Quand on s'intéresse au black metal teinté d'atmosphères graves et forestières, anglo-saxon en particulier, il est impossible d’ignorer le nom d'Andy Marshall, artiste complet tout d'abord repéré au sein d'Askival avant de rejoindre Falloch puis de fonder bien sûr Saor dont la poignée d'offrandes (quatre à ce jour) l'ont imposé parmi les artisans les plus inspirés de l'art noir de la Perfide Albion, aux côtés des Winterfylleth et autres Fen. L'homme demeure un solitaire puisant sa sève dans un terreau gaélique obscur et mystique, se nourrissant de longues déambulations à travers la rude nature écossaise.
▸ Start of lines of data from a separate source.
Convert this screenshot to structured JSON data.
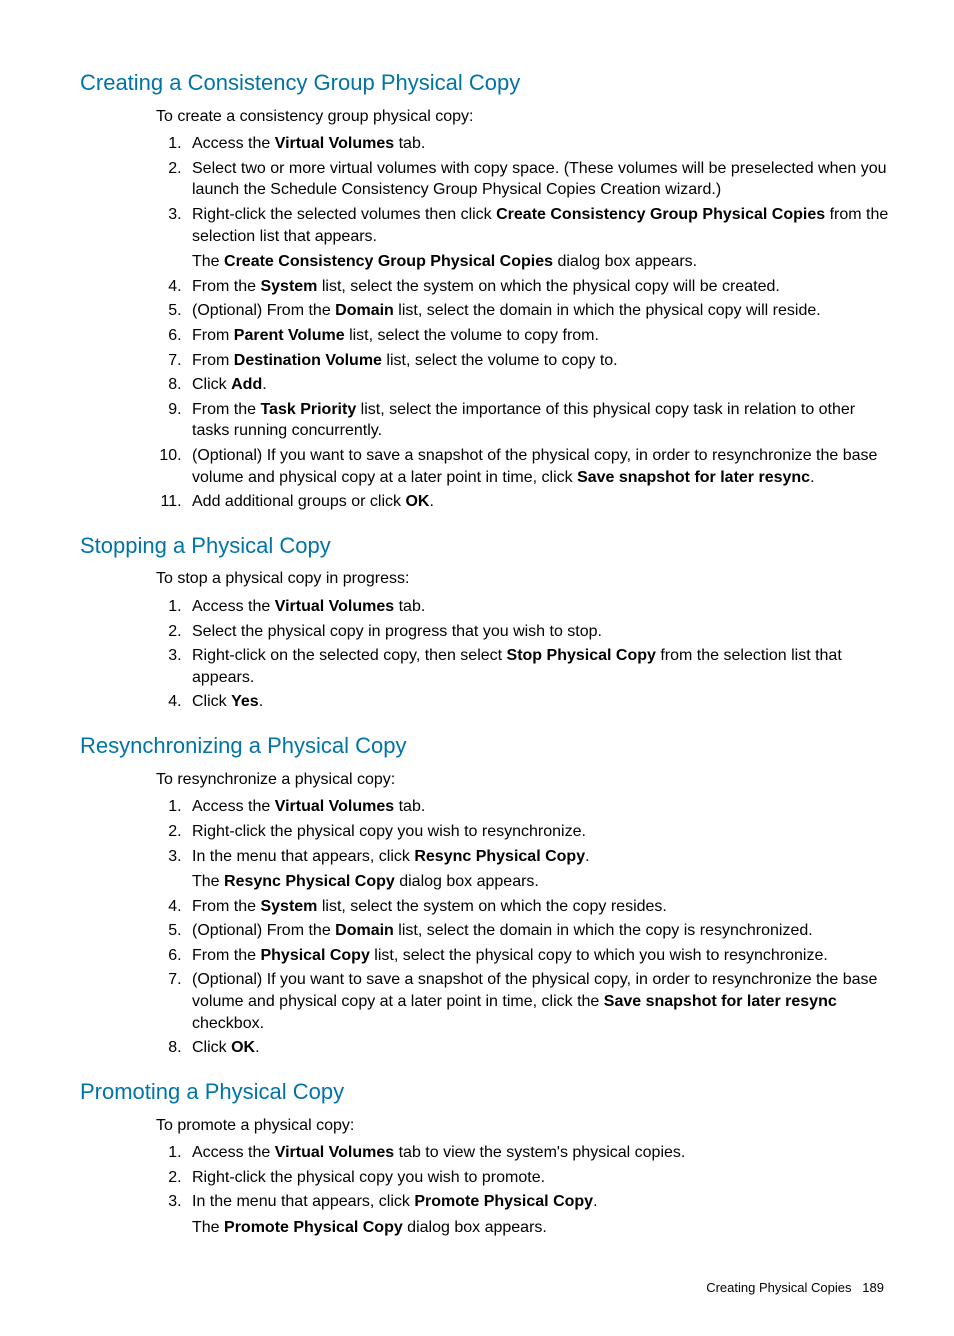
{
  "sections": [
    {
      "heading": "Creating a Consistency Group Physical Copy",
      "intro": "To create a consistency group physical copy:",
      "steps": [
        {
          "parts": [
            {
              "t": "Access the "
            },
            {
              "t": "Virtual Volumes",
              "b": true
            },
            {
              "t": " tab."
            }
          ]
        },
        {
          "parts": [
            {
              "t": "Select two or more virtual volumes with copy space. (These volumes will be preselected when you launch the Schedule Consistency Group Physical Copies Creation wizard.)"
            }
          ]
        },
        {
          "parts": [
            {
              "t": "Right-click the selected volumes then click "
            },
            {
              "t": "Create Consistency Group Physical Copies",
              "b": true
            },
            {
              "t": " from the selection list that appears."
            }
          ],
          "sub": [
            {
              "t": "The "
            },
            {
              "t": "Create Consistency Group Physical Copies",
              "b": true
            },
            {
              "t": " dialog box appears."
            }
          ]
        },
        {
          "parts": [
            {
              "t": "From the "
            },
            {
              "t": "System",
              "b": true
            },
            {
              "t": " list, select the system on which the physical copy will be created."
            }
          ]
        },
        {
          "parts": [
            {
              "t": "(Optional) From the "
            },
            {
              "t": "Domain",
              "b": true
            },
            {
              "t": " list, select the domain in which the physical copy will reside."
            }
          ]
        },
        {
          "parts": [
            {
              "t": "From "
            },
            {
              "t": "Parent Volume",
              "b": true
            },
            {
              "t": " list, select the volume to copy from."
            }
          ]
        },
        {
          "parts": [
            {
              "t": "From "
            },
            {
              "t": "Destination Volume",
              "b": true
            },
            {
              "t": " list, select the volume to copy to."
            }
          ]
        },
        {
          "parts": [
            {
              "t": "Click "
            },
            {
              "t": "Add",
              "b": true
            },
            {
              "t": "."
            }
          ]
        },
        {
          "parts": [
            {
              "t": "From the "
            },
            {
              "t": "Task Priority",
              "b": true
            },
            {
              "t": " list, select the importance of this physical copy task in relation to other tasks running concurrently."
            }
          ]
        },
        {
          "parts": [
            {
              "t": "(Optional) If you want to save a snapshot of the physical copy, in order to resynchronize the base volume and physical copy at a later point in time, click "
            },
            {
              "t": "Save snapshot for later resync",
              "b": true
            },
            {
              "t": "."
            }
          ]
        },
        {
          "parts": [
            {
              "t": "Add additional groups or click "
            },
            {
              "t": "OK",
              "b": true
            },
            {
              "t": "."
            }
          ]
        }
      ]
    },
    {
      "heading": "Stopping a Physical Copy",
      "intro": "To stop a physical copy in progress:",
      "steps": [
        {
          "parts": [
            {
              "t": "Access the "
            },
            {
              "t": "Virtual Volumes",
              "b": true
            },
            {
              "t": " tab."
            }
          ]
        },
        {
          "parts": [
            {
              "t": "Select the physical copy in progress that you wish to stop."
            }
          ]
        },
        {
          "parts": [
            {
              "t": "Right-click on the selected copy, then select "
            },
            {
              "t": "Stop Physical Copy",
              "b": true
            },
            {
              "t": " from the selection list that appears."
            }
          ]
        },
        {
          "parts": [
            {
              "t": "Click "
            },
            {
              "t": "Yes",
              "b": true
            },
            {
              "t": "."
            }
          ]
        }
      ]
    },
    {
      "heading": "Resynchronizing a Physical Copy",
      "intro": "To resynchronize a physical copy:",
      "steps": [
        {
          "parts": [
            {
              "t": "Access the "
            },
            {
              "t": "Virtual Volumes",
              "b": true
            },
            {
              "t": " tab."
            }
          ]
        },
        {
          "parts": [
            {
              "t": "Right-click the physical copy you wish to resynchronize."
            }
          ]
        },
        {
          "parts": [
            {
              "t": "In the menu that appears, click "
            },
            {
              "t": "Resync Physical Copy",
              "b": true
            },
            {
              "t": "."
            }
          ],
          "sub": [
            {
              "t": "The "
            },
            {
              "t": "Resync Physical Copy",
              "b": true
            },
            {
              "t": " dialog box appears."
            }
          ]
        },
        {
          "parts": [
            {
              "t": "From the "
            },
            {
              "t": "System",
              "b": true
            },
            {
              "t": " list, select the system on which the copy resides."
            }
          ]
        },
        {
          "parts": [
            {
              "t": "(Optional) From the "
            },
            {
              "t": "Domain",
              "b": true
            },
            {
              "t": " list, select the domain in which the copy is resynchronized."
            }
          ]
        },
        {
          "parts": [
            {
              "t": "From the "
            },
            {
              "t": "Physical Copy",
              "b": true
            },
            {
              "t": " list, select the physical copy to which you wish to resynchronize."
            }
          ]
        },
        {
          "parts": [
            {
              "t": "(Optional) If you want to save a snapshot of the physical copy, in order to resynchronize the base volume and physical copy at a later point in time, click the "
            },
            {
              "t": "Save snapshot for later resync",
              "b": true
            },
            {
              "t": " checkbox."
            }
          ]
        },
        {
          "parts": [
            {
              "t": "Click "
            },
            {
              "t": "OK",
              "b": true
            },
            {
              "t": "."
            }
          ]
        }
      ]
    },
    {
      "heading": "Promoting a Physical Copy",
      "intro": "To promote a physical copy:",
      "steps": [
        {
          "parts": [
            {
              "t": "Access the "
            },
            {
              "t": "Virtual Volumes",
              "b": true
            },
            {
              "t": " tab to view the system's physical copies."
            }
          ]
        },
        {
          "parts": [
            {
              "t": "Right-click the physical copy you wish to promote."
            }
          ]
        },
        {
          "parts": [
            {
              "t": "In the menu that appears, click "
            },
            {
              "t": "Promote Physical Copy",
              "b": true
            },
            {
              "t": "."
            }
          ],
          "sub": [
            {
              "t": "The "
            },
            {
              "t": "Promote Physical Copy",
              "b": true
            },
            {
              "t": " dialog box appears."
            }
          ]
        }
      ]
    }
  ],
  "footer": {
    "title": "Creating Physical Copies",
    "page": "189"
  }
}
Comme il le reconnaît lui-même, Fuath est né d'une soif de noirceur plus sombre et glaciale que Saor ne pouvait épancher avec son expression davantage folklorique. En 2016, le premier effort sous cette bannière parallèle ne pouvait passer pour autre chose qu'une ébauche, cependant porteuse des immuables qualités de son créateur. Le projet n'en était donc pas moins prometteur. Marshall l'a compris, se donnant enfin tous les moyens pour lui conférer la grandeur et l'étoffe qu'il réclame. Pour ce faire, il cède la batterie à un autre musicien (l'Espagnol Carlos Vivas en l'occurrence) et recourt à un enrobage sonore plus ample et puissant.
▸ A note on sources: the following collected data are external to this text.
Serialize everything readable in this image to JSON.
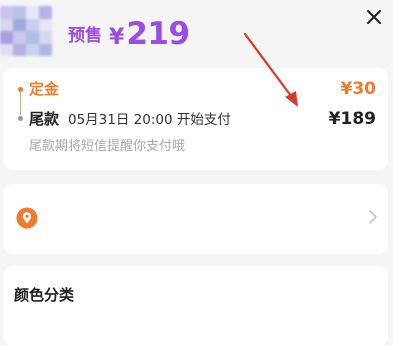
{
  "header": {
    "presale_label": "预售",
    "price_currency": "¥",
    "price_amount": "219"
  },
  "payment": {
    "deposit_label": "定金",
    "deposit_amount": "¥30",
    "balance_label": "尾款",
    "balance_time": "05月31日 20:00 开始支付",
    "balance_amount": "¥189",
    "balance_note": "尾款期将短信提醒你支付哦"
  },
  "sku": {
    "color_label": "颜色分类"
  },
  "colors": {
    "accent_purple": "#9b4be6",
    "accent_orange": "#f07c2b",
    "annotation_red": "#d93a2b"
  },
  "icons": {
    "close": "close-icon",
    "location": "location-pin-icon",
    "chevron": "chevron-right-icon"
  }
}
Le résultat est ce deuxième album aux traits moins renfrognés, vibrant d'une force organique. Voisinant parfois avec les dix minutes, les compositions restent toujours fidèles à un canevas étiré mais se dressent cette fois-ci dans toute leur crépusculaire plénitude. D'une froideur tourbillonnante, le black metal forgé par l'Ecossais se pare ainsi d'une envergure qui faisait défaut au galop d'essai, ce qui ne l'exonère en rien d'une forme de sévérité qui tient de l'épure sinistre et austère.
Au martèlement abrasif d'une instrumentation aussi implacable que raboteuse se greffent néanmoins un chant clair parfaitement maitrisé ('Endless Winter') ou des nappes de claviers brumeuses ('Prophecies') qui adoucissent quelque peu le propos sans le vider de sa substance hivernale et fielleuse. Les progrès se lisent enfin au travers d'une écriture tempétueuse héritière du patrimoine établi par des groupes comme Winterfylleth ou Wodensthrone, comme en témoignent successivement 'The Pyre' puis 'Into The Forest Of Shadows' dont la mélancolie nébuleuse se conjugue à une dureté spartiate. Si Saor peut parfois agacer par sa truculence un peu mielleuse, Fuath érige quant à lui une identité froide et haineuse, âpre et minérale qui ne lui interdit toutefois pas de faire ruisseler des émotions douloureuses empreintes de cette tristesse solitaire propre au maître des lieux.
Après un premier jet maladroit il y a cinq ans, "II" offre au projet l'écrin qu'il mérite tant par son ampleur que par sa richesse de traits.